Bench Memos

Law & the Courts

303 Creative: The First Amendment Returns to Court

On Monday, the Supreme Court will hear oral argument in 303 Creative LLC v. Elenis, the latest iteration of the question of whether the government can compel those who have religious objections to participate in same-sex weddings.

Recall the case decided in 2018, Masterpiece Cakeshop v. Colorado Civil Rights Commission, in which cake artist Jack Phillips was punished for declining to design a cake for a same-sex wedding because it violated his sincerely held religious beliefs. The Court ruled in favor of Phillips on his Free Exercise Clause challenge. But the state commission in that case had engaged in overt hostility toward Phillips’ religious beliefs, among other things comparing them to defenses of slavery and the Holocaust. That rendered its conduct egregious enough that Justices Stephen Breyer and Elena Kagan helped give the Court a 7–2 majority, even while they issued a separate concurrence that suggested they were ready to vote otherwise in a case that did not include such behavior.
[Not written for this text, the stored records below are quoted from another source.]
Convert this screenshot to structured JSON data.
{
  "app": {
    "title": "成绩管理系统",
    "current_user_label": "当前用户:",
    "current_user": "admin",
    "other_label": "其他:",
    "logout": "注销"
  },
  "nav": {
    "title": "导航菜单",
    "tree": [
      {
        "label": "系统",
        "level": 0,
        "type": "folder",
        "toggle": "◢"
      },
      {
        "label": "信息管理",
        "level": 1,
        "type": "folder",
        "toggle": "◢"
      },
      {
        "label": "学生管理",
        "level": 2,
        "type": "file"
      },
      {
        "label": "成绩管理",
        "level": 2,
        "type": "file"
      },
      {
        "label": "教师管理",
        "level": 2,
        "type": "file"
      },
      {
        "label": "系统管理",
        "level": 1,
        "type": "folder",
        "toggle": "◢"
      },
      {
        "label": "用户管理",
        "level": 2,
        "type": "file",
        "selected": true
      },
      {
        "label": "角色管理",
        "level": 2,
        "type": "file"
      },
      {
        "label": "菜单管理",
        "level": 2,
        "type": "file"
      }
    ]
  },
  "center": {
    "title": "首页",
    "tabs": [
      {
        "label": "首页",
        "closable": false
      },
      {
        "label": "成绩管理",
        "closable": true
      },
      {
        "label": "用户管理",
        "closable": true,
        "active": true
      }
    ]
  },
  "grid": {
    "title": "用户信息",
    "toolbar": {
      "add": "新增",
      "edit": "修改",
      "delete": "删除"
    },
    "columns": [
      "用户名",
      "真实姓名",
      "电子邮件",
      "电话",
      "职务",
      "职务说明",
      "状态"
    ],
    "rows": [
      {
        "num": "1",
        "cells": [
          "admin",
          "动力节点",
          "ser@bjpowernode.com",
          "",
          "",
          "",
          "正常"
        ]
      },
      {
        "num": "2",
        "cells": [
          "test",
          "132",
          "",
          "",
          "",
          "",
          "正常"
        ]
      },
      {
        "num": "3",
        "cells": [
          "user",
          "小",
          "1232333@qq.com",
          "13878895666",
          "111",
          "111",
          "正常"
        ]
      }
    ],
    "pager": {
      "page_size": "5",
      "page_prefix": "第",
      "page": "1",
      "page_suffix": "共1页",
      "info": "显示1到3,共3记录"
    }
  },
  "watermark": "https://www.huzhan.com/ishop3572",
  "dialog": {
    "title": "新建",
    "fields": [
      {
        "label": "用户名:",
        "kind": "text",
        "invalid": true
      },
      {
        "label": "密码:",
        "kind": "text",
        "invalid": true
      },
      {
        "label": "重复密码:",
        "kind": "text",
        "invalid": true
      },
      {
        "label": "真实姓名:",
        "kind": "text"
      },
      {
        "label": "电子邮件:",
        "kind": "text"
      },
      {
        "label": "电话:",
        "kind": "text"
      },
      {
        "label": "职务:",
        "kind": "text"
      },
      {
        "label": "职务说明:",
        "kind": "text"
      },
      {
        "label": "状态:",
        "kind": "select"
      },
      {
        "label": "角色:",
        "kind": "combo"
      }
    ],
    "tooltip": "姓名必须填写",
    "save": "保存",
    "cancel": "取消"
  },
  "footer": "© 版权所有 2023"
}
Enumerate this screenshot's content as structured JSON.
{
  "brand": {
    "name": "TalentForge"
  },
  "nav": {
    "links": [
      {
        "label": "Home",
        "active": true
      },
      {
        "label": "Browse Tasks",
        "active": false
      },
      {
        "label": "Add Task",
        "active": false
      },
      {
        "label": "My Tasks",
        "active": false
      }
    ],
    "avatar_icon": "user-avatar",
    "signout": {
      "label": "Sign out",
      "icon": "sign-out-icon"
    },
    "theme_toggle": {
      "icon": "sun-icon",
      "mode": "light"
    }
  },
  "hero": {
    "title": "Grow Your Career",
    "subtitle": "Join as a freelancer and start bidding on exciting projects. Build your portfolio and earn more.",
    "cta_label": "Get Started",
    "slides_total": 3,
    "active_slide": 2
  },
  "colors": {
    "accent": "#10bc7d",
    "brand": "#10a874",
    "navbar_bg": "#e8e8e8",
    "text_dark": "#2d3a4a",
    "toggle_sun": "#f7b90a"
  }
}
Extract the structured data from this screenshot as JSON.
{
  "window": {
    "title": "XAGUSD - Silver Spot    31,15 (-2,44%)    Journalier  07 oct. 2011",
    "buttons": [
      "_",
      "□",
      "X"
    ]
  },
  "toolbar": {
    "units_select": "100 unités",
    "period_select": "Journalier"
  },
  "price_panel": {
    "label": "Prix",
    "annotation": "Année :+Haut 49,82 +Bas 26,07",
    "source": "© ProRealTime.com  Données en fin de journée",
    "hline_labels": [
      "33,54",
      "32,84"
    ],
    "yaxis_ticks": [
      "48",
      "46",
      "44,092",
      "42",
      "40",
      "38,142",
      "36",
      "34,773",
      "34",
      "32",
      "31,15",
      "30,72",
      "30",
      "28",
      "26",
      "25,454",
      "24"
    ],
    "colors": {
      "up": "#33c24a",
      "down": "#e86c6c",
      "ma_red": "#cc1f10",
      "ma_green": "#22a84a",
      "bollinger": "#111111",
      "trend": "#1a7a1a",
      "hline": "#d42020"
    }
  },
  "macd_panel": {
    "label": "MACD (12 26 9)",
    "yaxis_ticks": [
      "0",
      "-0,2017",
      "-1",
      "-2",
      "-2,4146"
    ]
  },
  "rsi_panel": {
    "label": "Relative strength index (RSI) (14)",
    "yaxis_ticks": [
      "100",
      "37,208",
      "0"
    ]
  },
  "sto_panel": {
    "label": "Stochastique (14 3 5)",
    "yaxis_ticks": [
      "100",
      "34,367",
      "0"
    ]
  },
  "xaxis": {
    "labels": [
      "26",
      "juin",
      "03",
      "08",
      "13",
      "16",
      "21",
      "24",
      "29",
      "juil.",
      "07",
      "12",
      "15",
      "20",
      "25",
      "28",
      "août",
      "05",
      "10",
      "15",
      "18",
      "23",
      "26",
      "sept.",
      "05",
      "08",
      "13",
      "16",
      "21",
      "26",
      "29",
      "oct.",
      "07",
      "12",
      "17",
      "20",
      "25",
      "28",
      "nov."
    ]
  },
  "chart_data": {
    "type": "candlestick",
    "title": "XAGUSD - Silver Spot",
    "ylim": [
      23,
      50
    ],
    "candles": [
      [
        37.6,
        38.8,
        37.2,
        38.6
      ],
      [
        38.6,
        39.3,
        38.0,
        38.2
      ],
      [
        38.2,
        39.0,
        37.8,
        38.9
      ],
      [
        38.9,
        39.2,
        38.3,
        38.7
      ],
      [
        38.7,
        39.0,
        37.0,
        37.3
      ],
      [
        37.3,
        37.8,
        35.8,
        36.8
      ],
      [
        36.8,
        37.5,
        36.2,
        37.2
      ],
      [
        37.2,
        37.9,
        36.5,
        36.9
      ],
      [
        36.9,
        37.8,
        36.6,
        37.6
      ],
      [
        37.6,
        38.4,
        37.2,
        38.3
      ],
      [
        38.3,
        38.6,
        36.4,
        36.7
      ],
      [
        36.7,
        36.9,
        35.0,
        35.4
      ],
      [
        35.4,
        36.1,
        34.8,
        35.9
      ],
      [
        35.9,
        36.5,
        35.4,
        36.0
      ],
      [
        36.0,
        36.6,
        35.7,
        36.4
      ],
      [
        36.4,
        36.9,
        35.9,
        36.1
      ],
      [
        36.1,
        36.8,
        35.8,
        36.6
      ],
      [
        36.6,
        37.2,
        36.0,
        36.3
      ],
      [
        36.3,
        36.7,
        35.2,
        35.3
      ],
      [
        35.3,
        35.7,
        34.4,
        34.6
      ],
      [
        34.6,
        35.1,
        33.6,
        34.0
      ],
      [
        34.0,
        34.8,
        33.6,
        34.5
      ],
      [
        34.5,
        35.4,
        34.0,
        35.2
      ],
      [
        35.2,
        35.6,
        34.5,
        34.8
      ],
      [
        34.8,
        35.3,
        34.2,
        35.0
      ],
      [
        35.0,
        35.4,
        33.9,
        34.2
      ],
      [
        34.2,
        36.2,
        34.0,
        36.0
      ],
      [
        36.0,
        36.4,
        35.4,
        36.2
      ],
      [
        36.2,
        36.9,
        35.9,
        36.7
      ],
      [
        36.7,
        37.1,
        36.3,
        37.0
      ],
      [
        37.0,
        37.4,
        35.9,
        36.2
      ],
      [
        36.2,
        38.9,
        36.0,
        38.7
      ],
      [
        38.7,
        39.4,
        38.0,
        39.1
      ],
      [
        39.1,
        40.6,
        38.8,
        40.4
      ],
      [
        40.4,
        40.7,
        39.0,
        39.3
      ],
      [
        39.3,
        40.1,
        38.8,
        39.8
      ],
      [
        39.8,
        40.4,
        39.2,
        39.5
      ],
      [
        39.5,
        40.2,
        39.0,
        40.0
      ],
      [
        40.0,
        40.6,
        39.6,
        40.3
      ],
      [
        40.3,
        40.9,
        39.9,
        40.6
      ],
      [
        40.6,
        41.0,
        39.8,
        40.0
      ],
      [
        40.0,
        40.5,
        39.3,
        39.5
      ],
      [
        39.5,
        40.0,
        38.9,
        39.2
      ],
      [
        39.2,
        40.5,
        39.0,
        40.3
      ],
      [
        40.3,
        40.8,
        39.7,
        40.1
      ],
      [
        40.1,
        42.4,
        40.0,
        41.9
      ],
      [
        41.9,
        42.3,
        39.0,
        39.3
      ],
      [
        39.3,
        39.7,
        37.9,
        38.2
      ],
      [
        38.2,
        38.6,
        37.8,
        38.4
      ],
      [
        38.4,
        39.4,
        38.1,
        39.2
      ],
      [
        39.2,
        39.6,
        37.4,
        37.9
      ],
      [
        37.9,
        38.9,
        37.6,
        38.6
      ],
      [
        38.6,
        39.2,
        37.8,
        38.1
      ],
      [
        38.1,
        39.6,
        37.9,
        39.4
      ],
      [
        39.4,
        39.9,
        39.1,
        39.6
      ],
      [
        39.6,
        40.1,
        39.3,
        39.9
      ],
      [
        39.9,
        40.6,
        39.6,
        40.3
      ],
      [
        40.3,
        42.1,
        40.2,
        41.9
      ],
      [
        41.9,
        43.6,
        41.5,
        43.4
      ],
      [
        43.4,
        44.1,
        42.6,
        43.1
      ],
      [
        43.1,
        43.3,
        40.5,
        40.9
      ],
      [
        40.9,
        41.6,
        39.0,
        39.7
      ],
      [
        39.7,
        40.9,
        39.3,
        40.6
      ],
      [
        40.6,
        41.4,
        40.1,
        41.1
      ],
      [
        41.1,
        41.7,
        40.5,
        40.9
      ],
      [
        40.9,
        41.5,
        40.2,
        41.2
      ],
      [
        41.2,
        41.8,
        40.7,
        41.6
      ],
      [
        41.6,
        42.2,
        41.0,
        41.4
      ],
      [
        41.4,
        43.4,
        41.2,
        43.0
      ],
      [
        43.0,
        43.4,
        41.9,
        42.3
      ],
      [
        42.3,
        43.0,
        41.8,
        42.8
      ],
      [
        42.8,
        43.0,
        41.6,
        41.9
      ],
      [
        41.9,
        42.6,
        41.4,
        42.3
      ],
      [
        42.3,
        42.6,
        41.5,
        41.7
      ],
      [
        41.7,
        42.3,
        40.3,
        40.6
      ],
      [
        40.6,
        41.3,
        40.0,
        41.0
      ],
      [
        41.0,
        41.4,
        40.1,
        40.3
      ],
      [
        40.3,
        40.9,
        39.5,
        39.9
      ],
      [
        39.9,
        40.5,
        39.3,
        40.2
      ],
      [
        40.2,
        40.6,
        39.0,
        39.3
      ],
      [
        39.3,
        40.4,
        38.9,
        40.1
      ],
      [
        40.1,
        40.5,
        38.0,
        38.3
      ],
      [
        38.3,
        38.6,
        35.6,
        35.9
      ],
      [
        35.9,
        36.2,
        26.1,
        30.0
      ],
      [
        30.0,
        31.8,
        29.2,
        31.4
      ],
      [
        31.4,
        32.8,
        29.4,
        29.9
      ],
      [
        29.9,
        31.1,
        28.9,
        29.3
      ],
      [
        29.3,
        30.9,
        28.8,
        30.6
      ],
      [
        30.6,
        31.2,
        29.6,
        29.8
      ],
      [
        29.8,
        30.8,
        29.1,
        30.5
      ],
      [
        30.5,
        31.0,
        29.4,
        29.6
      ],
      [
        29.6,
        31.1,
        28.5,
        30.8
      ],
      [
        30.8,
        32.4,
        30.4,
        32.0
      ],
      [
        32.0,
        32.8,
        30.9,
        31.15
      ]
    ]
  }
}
303 Creative does not have that factual wrinkle, but its resemblance to the facts in Masterpiece Cakeshop is obvious. It involves a Colorado plaintiff, Lorie Smith, who wants to expand her business as a graphic artist and website designer to weddings. Smith embraces the traditional definition of marriage as a function of religious belief. While her services are open to everyone, she does not want to be forced to communicate messages or promote events that are inconsistent with her religious beliefs. She therefore does not want to be forced to promote same-sex weddings, but that is precisely how (as in Jack Phillips’ case) state officials apply the Colorado Anti-Discrimination Act (CADA).

Smith filed a pre-enforcement challenge to CADA in federal court and lost at both the district and circuit courts. Although her challenges were based on both the Free Exercise and Free Speech Clauses, the Supreme Court is reviewing only the free speech claim.

The Tenth Circuit recognized that Smith’s wedding websites are “pure speech” and that CADA’s regulations are subject to strict scrutiny because they entail compelled speech and content- and viewpoint-based restrictions in this case. Yet two judges on the panel reached the head-scratching conclusion that granting Smith an exemption “would necessarily relegate LGBT consumers to an inferior market because Appellants’ unique services are, by definition, unavailable elsewhere.” In other words, because Smith is the only person who can provide her unique services, the government has a compelling interest in requiring her to provide them. Writing in dissent, Judge Timothy Tymkovich countered that “ensuring access to a particular person’s unique, artistic product . . . is not a compelling state interest” that would satisfy strict scrutiny. Of course, “essentially all artwork” is “not fungible,” but “[t]aken to its logical end, the government could regulate the messages communicated by all artists.”

In addition to Masterpiece Cakeshop, two precedents that dealt with the confluence of public accommodations law and free speech are bound to come up in oral argument, as they did in both sides’ briefs. In Hurley v. Irish-American Gay, Lesbian and Bisexual Group of Boston (1995), the Court held that Massachusetts could not apply its public accommodations law to require private citizens organizing the St. Patrick’s Day Parade to include among the marchers a group imparting a message they did not want to convey. In Boy Scouts of America v. Dale (2000), the Court held that it would violate the Boy Scouts’ right of expressive association to use New Jersey’s public accommodations law to force the Boy Scouts to readmit an assistant scoutmaster after learning he was “an avowed homosexual and gay rights activist.”

In both cases, First Amendment rights precluded an oppressive application of a public accommodations law. The Biden administration has sided with Colorado and in the solicitor general’s amicus brief makes an unconvincing effort to deny that Smith’s case belongs in the same category as other cases involving compelled speech and viewpoint discrimination. In fact, as Smith’s brief notes, she is being subjected to an even more severe level of compelled speech—CADA forces her “to personally design” and publish websites she objects to—than prior litigants.

The Court’s opinion by Justice Anthony Kennedy creating a right to same-sex marriage, Obergefell v. Hodges (2015), included an assurance that people “may continue to advocate with utmost, sincere conviction that, by divine precepts, same-sex marriage should not be condoned. The First Amendment ensures that religious organizations and persons are given proper protection as they seek to teach the principles that are so fulfilling and so central to their lives and faiths, and to their own deep aspirations to continue the family structure they have long revered.”

Obergefell has not been understood to change the free speech jurisprudence that preceded it, and Masterpiece Cakeshop signaled that the Court would maintain what has been an impressive record in recent years of respect for religious freedom. So it would simply be continuing the Court’s protectiveness of First Amendment rights for a majority of justices to hold that a graphic designer with traditional beliefs about marriage cannot be compelled to create a website for a same-sex wedding.